You assume many things. The basis for your posited reasonable inference is a cherry-picked set of assumptions.
What doesn't make sense is to take Tokyo or Monaco out and say the view is more realistic. The special thing about Monaco is where it sits in the Diamond League schedule for 1500m -- when athletes are trying to qualify for the final.
It doesn't make sense to remove Kiprop, since we were looking precisely for an indication of the number of dopers faster than Elliot, Snell, Cram, and Coe. Before 1997, the number of performers faster than Coe was five. After 1997, the number of fast performers increased, and after the ABP, increased yet again.
You say "unexplained" but this ignores several non-doping explanations for the destruction of world-records in the 1990s, despite providing some of them yourself. EPO is a particularly bad explanation for dominance from athletes originating from local regions, even after they change nationalities and move to countries with testing, given the worldwide nature of availability, the worldwide lack of testing until 2000, and the worldwide lack of OOC blood testing until the ABP in 2009.

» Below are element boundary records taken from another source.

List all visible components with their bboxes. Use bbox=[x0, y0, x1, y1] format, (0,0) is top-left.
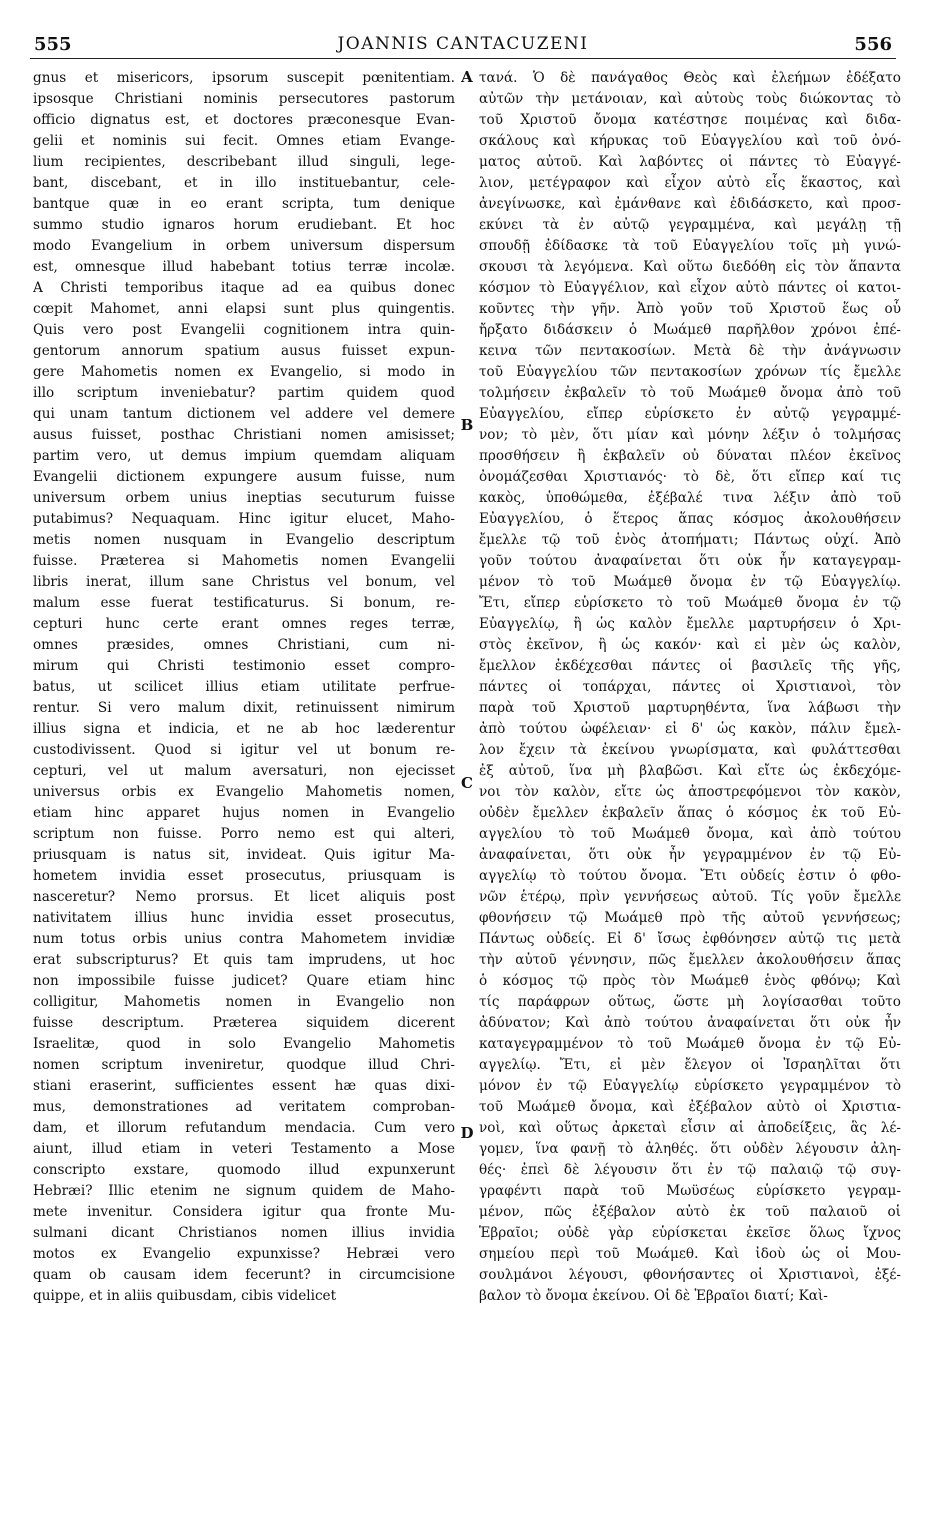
greek-text-line: φθονήσειν τῷ Μωάμεθ πρὸ τῆς αὐτοῦ γεννήσεως; bbox=[479, 910, 901, 926]
greek-text-line: λον ἔχειν τὰ ἐκείνου γνωρίσματα, καὶ φυλάττεσθαι bbox=[479, 742, 901, 758]
greek-text-line: κόσμον τὸ Εὐαγγέλιον, καὶ εἶχον αὐτὸ πάντες οἱ κατοι- bbox=[479, 280, 901, 296]
greek-text-line: μόνον ἐν τῷ Εὐαγγελίῳ εὑρίσκετο γεγραμμένον τὸ bbox=[479, 1078, 901, 1094]
greek-text-line: ματος αὐτοῦ. Καὶ λαβόντες οἱ πάντες τὸ Εὐαγγέ- bbox=[479, 154, 901, 170]
latin-text-line: bantque quæ in eo erant scripta, tum denique bbox=[33, 196, 455, 212]
greek-text-line: κοῦντες τὴν γῆν. Ἀπὸ γοῦν τοῦ Χριστοῦ ἕως οὗ bbox=[479, 301, 901, 317]
section-marker-c: C bbox=[461, 774, 473, 792]
greek-text-line: μένον, πῶς ἐξέβαλον αὐτὸ ἐκ τοῦ παλαιοῦ οἱ bbox=[479, 1204, 901, 1220]
latin-text-line: mus, demonstrationes ad veritatem comproban- bbox=[33, 1099, 455, 1115]
latin-text-line: custodivissent. Quod si igitur vel ut bonum re- bbox=[33, 742, 455, 758]
greek-text-line: γραφέντι παρὰ τοῦ Μωϋσέως εὑρίσκετο γεγραμ- bbox=[479, 1183, 901, 1199]
greek-text-line: νοὶ, καὶ οὕτως ἀρκεταὶ εἶσιν αἱ ἀποδείξεις, ἃς λέ- bbox=[479, 1120, 901, 1136]
latin-text-line: est, omnesque illud habebant totius terræ incolæ. bbox=[33, 259, 455, 275]
latin-text-line: gere Mahometis nomen ex Evangelio, si modo in bbox=[33, 364, 455, 380]
latin-text-line: universus orbis ex Evangelio Mahometis nomen, bbox=[33, 784, 455, 800]
section-marker-d: D bbox=[460, 1124, 474, 1142]
greek-text-line: τοῦ Χριστοῦ ὄνομα κατέστησε ποιμένας καὶ διδα- bbox=[479, 112, 901, 128]
greek-column bbox=[479, 68, 901, 1528]
greek-text-line: τανά. Ὁ δὲ πανάγαθος Θεὸς καὶ ἐλεήμων ἐδέξατο bbox=[479, 70, 901, 86]
greek-text-line: καταγεγραμμένον τὸ τοῦ Μωάμεθ ὄνομα ἐν τῷ Εὐ- bbox=[479, 1036, 901, 1052]
latin-text-line: Quis vero post Evangelii cognitionem intra quin- bbox=[33, 322, 455, 338]
greek-text-line: τίς παράφρων οὕτως, ὥστε μὴ λογίσασθαι τοῦτο bbox=[479, 994, 901, 1010]
latin-text-line: qui unam tantum dictionem vel addere vel demere bbox=[33, 406, 455, 422]
greek-text-line: τολμήσειν ἐκβαλεῖν τὸ τοῦ Μωάμεθ ὄνομα ἀπὸ τοῦ bbox=[479, 385, 901, 401]
greek-text-line: νοι τὸν καλὸν, εἴτε ὡς ἀποστρεφόμενοι τὸν κακὸν, bbox=[479, 784, 901, 800]
latin-text-line: omnes præsides, omnes Christiani, cum ni- bbox=[33, 637, 455, 653]
latin-text-line: colligitur, Mahometis nomen in Evangelio non bbox=[33, 994, 455, 1010]
latin-text-line: putabimus? Nequaquam. Hinc igitur elucet, Maho- bbox=[33, 511, 455, 527]
greek-text-line: ἀπὸ τούτου ὠφέλειαν· εἰ δ' ὡς κακὸν, πάλιν ἔμελ- bbox=[479, 721, 901, 737]
latin-text-line: sulmani dicant Christianos nomen illius invidia bbox=[33, 1225, 455, 1241]
latin-text-line: ipsosque Christiani nominis persecutores pastorum bbox=[33, 91, 455, 107]
greek-text-line: γομεν, ἵνα φανῇ τὸ ἀληθές. ὅτι οὐδὲν λέγουσιν ἀλη- bbox=[479, 1141, 901, 1157]
latin-text-line: nomen scriptum inveniretur, quodque illud Chri- bbox=[33, 1057, 455, 1073]
latin-text-line: partim vero, ut demus impium quemdam aliquam bbox=[33, 448, 455, 464]
latin-text-line: hometem invidia esset prosecutus, priusquam is bbox=[33, 868, 455, 884]
latin-text-line: mete invenitur. Considera igitur qua fronte Mu- bbox=[33, 1204, 455, 1220]
latin-text-line: Israelitæ, quod in solo Evangelio Mahometis bbox=[33, 1036, 455, 1052]
latin-text-line: summo studio ignaros horum erudiebant. Et hoc bbox=[33, 217, 455, 233]
greek-text-line: σπουδῇ ἐδίδασκε τὰ τοῦ Εὐαγγελίου τοῖς μὴ γινώ- bbox=[479, 238, 901, 254]
greek-text-line: θές· ἐπεὶ δὲ λέγουσιν ὅτι ἐν τῷ παλαιῷ τῷ συγ- bbox=[479, 1162, 901, 1178]
latin-text-line: Hebræi? Illic etenim ne signum quidem de Maho- bbox=[33, 1183, 455, 1199]
greek-text-line: Εὐαγγελίου, ὁ ἕτερος ἅπας κόσμος ἀκολουθήσειν bbox=[479, 511, 901, 527]
latin-text-line: stiani eraserint, sufficientes essent hæ quas dixi- bbox=[33, 1078, 455, 1094]
greek-text-line: Ἑβραῖοι; οὐδὲ γὰρ εὑρίσκεται ἐκεῖσε ὅλως ἴχνος bbox=[479, 1225, 901, 1241]
latin-text-line: aiunt, illud etiam in veteri Testamento a Mose bbox=[33, 1141, 455, 1157]
greek-text-line: πάντες οἱ τοπάρχαι, πάντες οἱ Χριστιανοὶ, τὸν bbox=[479, 679, 901, 695]
latin-text-line: metis nomen nusquam in Evangelio descriptum bbox=[33, 532, 455, 548]
latin-text-line: motos ex Evangelio expunxisse? Hebræi vero bbox=[33, 1246, 455, 1262]
greek-text-line: βαλον τὸ ὄνομα ἐκείνου. Οἱ δὲ Ἑβραῖοι διατί; Καὶ- bbox=[479, 1288, 828, 1304]
latin-text-line: fuisse descriptum. Præterea siquidem dicerent bbox=[33, 1015, 455, 1031]
running-title: JOANNIS CANTACUZENI bbox=[337, 34, 589, 54]
right-page-number: 556 bbox=[854, 34, 892, 55]
latin-text-line: gnus et misericors, ipsorum suscepit pœnitentiam. bbox=[33, 70, 455, 86]
greek-text-line: τὴν αὐτοῦ γέννησιν, πῶς ἔμελλεν ἀκολουθήσειν ἅπας bbox=[479, 952, 901, 968]
latin-text-line: Evangelii dictionem expungere ausum fuisse, num bbox=[33, 469, 455, 485]
latin-text-line: priusquam is natus sit, invideat. Quis igitur Ma- bbox=[33, 847, 455, 863]
greek-text-line: προσθήσειν ἢ ἐκβαλεῖν οὐ δύναται πλέον ἐκεῖνος bbox=[479, 448, 901, 464]
latin-text-line: bant, discebant, et in illo instituebantur, cele- bbox=[33, 175, 455, 191]
latin-text-line: ausus fuisset, posthac Christiani nomen amisisset; bbox=[33, 427, 455, 443]
greek-text-line: ἔμελλε τῷ τοῦ ἑνὸς ἀτοπήματι; Πάντως οὐχί. Ἀπὸ bbox=[479, 532, 901, 548]
greek-text-line: εκύνει τὰ ἐν αὐτῷ γεγραμμένα, καὶ μεγάλῃ τῇ bbox=[479, 217, 901, 233]
greek-text-line: Πάντως οὐδείς. Εἰ δ' ἴσως ἐφθόνησεν αὐτῷ τις μετὰ bbox=[479, 931, 901, 947]
greek-text-line: γοῦν τούτου ἀναφαίνεται ὅτι οὐκ ἦν καταγεγραμ- bbox=[479, 553, 901, 569]
greek-text-line: σκουσι τὰ λεγόμενα. Καὶ οὕτω διεδόθη εἰς τὸν ἅπαντα bbox=[479, 259, 901, 275]
greek-text-line: στὸς ἐκεῖνον, ἢ ὡς κακόν· καὶ εἰ μὲν ὡς καλὸν, bbox=[479, 637, 901, 653]
latin-text-line: cepturi hunc certe erant omnes reges terræ, bbox=[33, 616, 455, 632]
greek-text-line: κεινα τῶν πεντακοσίων. Μετὰ δὲ τὴν ἀνάγνωσιν bbox=[479, 343, 901, 359]
greek-text-line: ὁ κόσμος τῷ πρὸς τὸν Μωάμεθ ἑνὸς φθόνῳ; Καὶ bbox=[479, 973, 901, 989]
latin-text-line: modo Evangelium in orbem universum dispersum bbox=[33, 238, 455, 254]
greek-text-line: λιον, μετέγραφον καὶ εἶχον αὐτὸ εἷς ἕκαστος, καὶ bbox=[479, 175, 901, 191]
latin-column bbox=[33, 68, 455, 1528]
section-marker-b: B bbox=[460, 416, 474, 434]
greek-text-line: ἀναφαίνεται, ὅτι οὐκ ἦν γεγραμμένον ἐν τῷ Εὐ- bbox=[479, 847, 901, 863]
greek-text-line: σουλμάνοι λέγουσι, φθονήσαντες οἱ Χριστιανοὶ, ἐξέ- bbox=[479, 1267, 901, 1283]
latin-text-line: cepturi, vel ut malum aversaturi, non ejecisset bbox=[33, 763, 455, 779]
greek-text-line: ἀνεγίνωσκε, καὶ ἐμάνθανε καὶ ἐδιδάσκετο, καὶ προσ- bbox=[479, 196, 901, 212]
page-header bbox=[30, 34, 896, 59]
latin-text-line: malum esse fuerat testificaturus. Si bonum, re- bbox=[33, 595, 455, 611]
latin-text-line: libris inerat, illum sane Christus vel bonum, vel bbox=[33, 574, 455, 590]
latin-text-line: universum orbem unius ineptias secuturum fuisse bbox=[33, 490, 455, 506]
latin-text-line: gentorum annorum spatium ausus fuisset expun- bbox=[33, 343, 455, 359]
latin-text-line: illius signa et indicia, et ne ab hoc læderentur bbox=[33, 721, 455, 737]
latin-text-line: dam, et illorum refutandum mendacia. Cum vero bbox=[33, 1120, 455, 1136]
greek-text-line: τοῦ Εὐαγγελίου τῶν πεντακοσίων χρόνων τίς ἔμελλε bbox=[479, 364, 901, 380]
latin-text-line: num totus orbis unius contra Mahometem invidiæ bbox=[33, 931, 455, 947]
left-page-number: 555 bbox=[34, 34, 72, 55]
latin-text-line: non impossibile fuisse judicet? Quare etiam hinc bbox=[33, 973, 455, 989]
greek-text-line: νῶν ἑτέρῳ, πρὶν γεννήσεως αὐτοῦ. Τίς γοῦν ἔμελλε bbox=[479, 889, 901, 905]
greek-text-line: ἀδύνατον; Καὶ ἀπὸ τούτου ἀναφαίνεται ὅτι οὐκ ἦν bbox=[479, 1015, 901, 1031]
latin-text-line: cœpit Mahomet, anni elapsi sunt plus quingentis. bbox=[33, 301, 455, 317]
greek-text-line: τοῦ Μωάμεθ ὄνομα, καὶ ἐξέβαλον αὐτὸ οἱ Χριστια- bbox=[479, 1099, 901, 1115]
greek-text-line: Ἔτι, εἴπερ εὑρίσκετο τὸ τοῦ Μωάμεθ ὄνομα ἐν τῷ bbox=[479, 595, 901, 611]
greek-text-line: αὐτῶν τὴν μετάνοιαν, καὶ αὐτοὺς τοὺς διώκοντας τὸ bbox=[479, 91, 901, 107]
greek-text-line: κακὸς, ὑποθώμεθα, ἐξέβαλέ τινα λέξιν ἀπὸ τοῦ bbox=[479, 490, 901, 506]
greek-text-line: οὐδὲν ἔμελλεν ἐκβαλεῖν ἅπας ὁ κόσμος ἐκ τοῦ Εὐ- bbox=[479, 805, 901, 821]
latin-text-line: erat subscripturus? Et quis tam imprudens, ut hoc bbox=[33, 952, 455, 968]
latin-text-line: scriptum non fuisse. Porro nemo est qui alteri, bbox=[33, 826, 455, 842]
greek-text-line: αγγελίῳ τὸ τούτου ὄνομα. Ἔτι οὐδείς ἐστιν ὁ φθο- bbox=[479, 868, 901, 884]
greek-text-line: ἐξ αὐτοῦ, ἵνα μὴ βλαβῶσι. Καὶ εἴτε ὡς ἐκδεχόμε- bbox=[479, 763, 901, 779]
section-marker-a: A bbox=[461, 68, 473, 86]
latin-text-line: mirum qui Christi testimonio esset compro- bbox=[33, 658, 455, 674]
greek-text-line: Εὐαγγελίῳ, ἢ ὡς καλὸν ἔμελλε μαρτυρήσειν ὁ Χρι- bbox=[479, 616, 901, 632]
latin-text-line: fuisse. Præterea si Mahometis nomen Evangelii bbox=[33, 553, 455, 569]
greek-text-line: ὀνομάζεσθαι Χριστιανός· τὸ δὲ, ὅτι εἴπερ καί τις bbox=[479, 469, 901, 485]
greek-text-line: αγγελίῳ. Ἔτι, εἰ μὲν ἔλεγον οἱ Ἰσραηλῖται ὅτι bbox=[479, 1057, 901, 1073]
greek-text-line: Εὐαγγελίου, εἴπερ εὑρίσκετο ἐν αὐτῷ γεγραμμέ- bbox=[479, 406, 901, 422]
latin-text-line: etiam hinc apparet hujus nomen in Evangelio bbox=[33, 805, 455, 821]
latin-text-line: A Christi temporibus itaque ad ea quibus donec bbox=[33, 280, 455, 296]
latin-text-line: quam ob causam idem fecerunt? in circumcisione bbox=[33, 1267, 455, 1283]
latin-text-line: gelii et nominis sui fecit. Omnes etiam Evange- bbox=[33, 133, 455, 149]
greek-text-line: σημείου περὶ τοῦ Μωάμεθ. Καὶ ἰδοὺ ὡς οἱ Μου- bbox=[479, 1246, 901, 1262]
greek-text-line: ἤρξατο διδάσκειν ὁ Μωάμεθ παρῆλθον χρόνοι ἐπέ- bbox=[479, 322, 901, 338]
latin-text-line: conscripto exstare, quomodo illud expunxerunt bbox=[33, 1162, 455, 1178]
latin-text-line: rentur. Si vero malum dixit, retinuissent nimirum bbox=[33, 700, 455, 716]
latin-text-line: illo scriptum inveniebatur? partim quidem quod bbox=[33, 385, 455, 401]
latin-text-line: batus, ut scilicet illius etiam utilitate perfrue- bbox=[33, 679, 455, 695]
latin-text-line: lium recipientes, describebant illud singuli, lege- bbox=[33, 154, 455, 170]
greek-text-line: ἔμελλον ἐκδέχεσθαι πάντες οἱ βασιλεῖς τῆς γῆς, bbox=[479, 658, 901, 674]
latin-text-line: nasceretur? Nemo prorsus. Et licet aliquis post bbox=[33, 889, 455, 905]
greek-text-line: νον; τὸ μὲν, ὅτι μίαν καὶ μόνην λέξιν ὁ τολμήσας bbox=[479, 427, 901, 443]
greek-text-line: παρὰ τοῦ Χριστοῦ μαρτυρηθέντα, ἵνα λάβωσι τὴν bbox=[479, 700, 901, 716]
greek-text-line: αγγελίου τὸ τοῦ Μωάμεθ ὄνομα, καὶ ἀπὸ τούτου bbox=[479, 826, 901, 842]
greek-text-line: μένον τὸ τοῦ Μωάμεθ ὄνομα ἐν τῷ Εὐαγγελίῳ. bbox=[479, 574, 901, 590]
latin-text-line: officio dignatus est, et doctores præconesque Evan- bbox=[33, 112, 455, 128]
greek-text-line: σκάλους καὶ κήρυκας τοῦ Εὐαγγελίου καὶ τοῦ ὀνό- bbox=[479, 133, 901, 149]
latin-text-line: nativitatem illius hunc invidia esset prosecutus, bbox=[33, 910, 455, 926]
latin-text-line: quippe, et in aliis quibusdam, cibis videlicet bbox=[33, 1288, 337, 1304]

Being on the AIU red flag list is about what the AIU doesn't know. It is not evidence of a high degree of doping, but evidence of a low degree of anti-doping -- the process by which the AIU gains knowledge.
All of the myths surrounding EPO and top performance are built on a mountain of what we don't know -- this lack of knowledge is essential to propagating the myths.
Speaking of what we don't know, while you and others take it for granted, we don't even know if El G doped. Not too long ago, 43% of knowledgeable letsrun readers believed his world records were clean.